Colin Ure’s Captain Obvious surtitles were at their lowbrow worst. Does the company think Lyric audiences are too dumb to appreciate an accurate translation of Lorenzo da Ponte’s witty libretto unless Ure ladles on every possible colloquial vulgarism? Some examples: “sleazebag,” “What a bitch!” “This really screws me up.” “Don’t even go there” “The Count is pissed.” And so on. Oy vey.

But that’s all of a piece with the prevailing sit-com adolescence and complete lack of taste in this show.

Apart from the massive bed, James Noone’s spare sets were the one relatively subdued element, with towering blond-wood panels, a maze of chandeliers in Act 3 and a reflecting pool that the Count and Countess frolic in at the end of the opera.

If a firmer hand on the singers was manifest from the pit, this Figaro might have had a chance. Yet in another inexplicable Lyric baton debut, Henrik Nánási’s conducting proved workmanlike at best. The Hungarian conductor failed to enforce full note values from the singers, balances were often off and the orchestra bested voices in ensembles. Andrew Davis’s witty and polished Mozart touch was greatly missed.

Luca Pisaroni emerged the most unscathed from the staging, segueing gracefully to the Count from his well-regarded Figaro.  The role lies a bit high for his dark bass-baritone yet Pisaroni conveyed the Count’s bluster and frustration and his vehement Act 3 aria was a highlight.

Making her Lyric debut, Christiane Karg was a charmless Susanna, emerging less like a coy, artful minx than a slattern of unvaried hard-edged pertness. Karg’s vocalism was more engaging, the petite German soprano delivering a lovely, luminous “Deh vieni, non tardar.”

Hobbled by Gaines’ staging and some of Mickey’s most unfortunate costuming, Amanda Majeski’s Countess completely lacked poise, refinement or class. Rather than an elegant melancholy figure, Majeski was apparently encouraged to play her as a licentious, bubble-headed bimbo, who rolls around on the bed with Cherubino, compulsively wolfs down pastries, and plops cake on the Count’s chest at the end of Act III like Lucille Ball. Majeski’s vocalism was similarly uneven with phrase endings trailing off in a pedestrian “Porgi, amor” though she offered a more fluent, focused “Dove sono.”

Adam Plachetka possesses a robust bass-baritone and characterized vividly as the wily Figaro but the Czech singer’s lower register too often faded away with an overly casual approach to his projection and singing.

Rachel Frenkel sang consistently as the hormonally gifted Cherubino, though the tawdry staging had the Israeli mezzo-soprano engage in most of the distracting sexual actions that undermined her character rather than enhancing her vocal moments.

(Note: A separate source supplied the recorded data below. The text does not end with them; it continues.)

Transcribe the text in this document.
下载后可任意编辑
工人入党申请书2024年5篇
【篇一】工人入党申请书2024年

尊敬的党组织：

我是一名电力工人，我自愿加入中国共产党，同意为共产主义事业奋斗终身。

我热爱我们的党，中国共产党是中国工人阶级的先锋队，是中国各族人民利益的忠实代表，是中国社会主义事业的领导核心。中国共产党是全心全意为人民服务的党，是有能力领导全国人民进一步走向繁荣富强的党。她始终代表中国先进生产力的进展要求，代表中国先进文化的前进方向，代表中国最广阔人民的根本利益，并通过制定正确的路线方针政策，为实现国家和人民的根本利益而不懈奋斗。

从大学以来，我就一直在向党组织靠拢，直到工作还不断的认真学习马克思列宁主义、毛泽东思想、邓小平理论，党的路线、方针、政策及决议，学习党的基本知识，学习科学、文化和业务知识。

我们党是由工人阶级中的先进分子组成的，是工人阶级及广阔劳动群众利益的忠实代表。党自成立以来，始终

The one genuinely funny characterization was Keith Jameson’s flaming Basilio, making one wish that he would have received his sole aria. Brindley Sherratt was a worthy Bartolo, Katherine Goeldner a characterful Marcellina, Hlengiwe Mkhwanazi a serviceable Barbarina.

Cenerentola opens in a week. Let’s hope for better things.

Le nozze di Figaro runs through October 24. lyricopera.org; 312-827-5600.


One Response to “Pleasures are few in Lyric Opera’s garish, charmless “Figaro””

  1. Posted Oct 13, 2015 at 10:26 am by David

    Dear Larry ,

    Unfortunately, your review is right on target. It is depressing to see another example of Lyric’s “bottom-feeding.” The problem is so easy to fix, but they need new management I’m afraid to say. Many other opera companies are paying attention to their opera vision, not selling out by presenting Broadway or mariachi. We live in hope.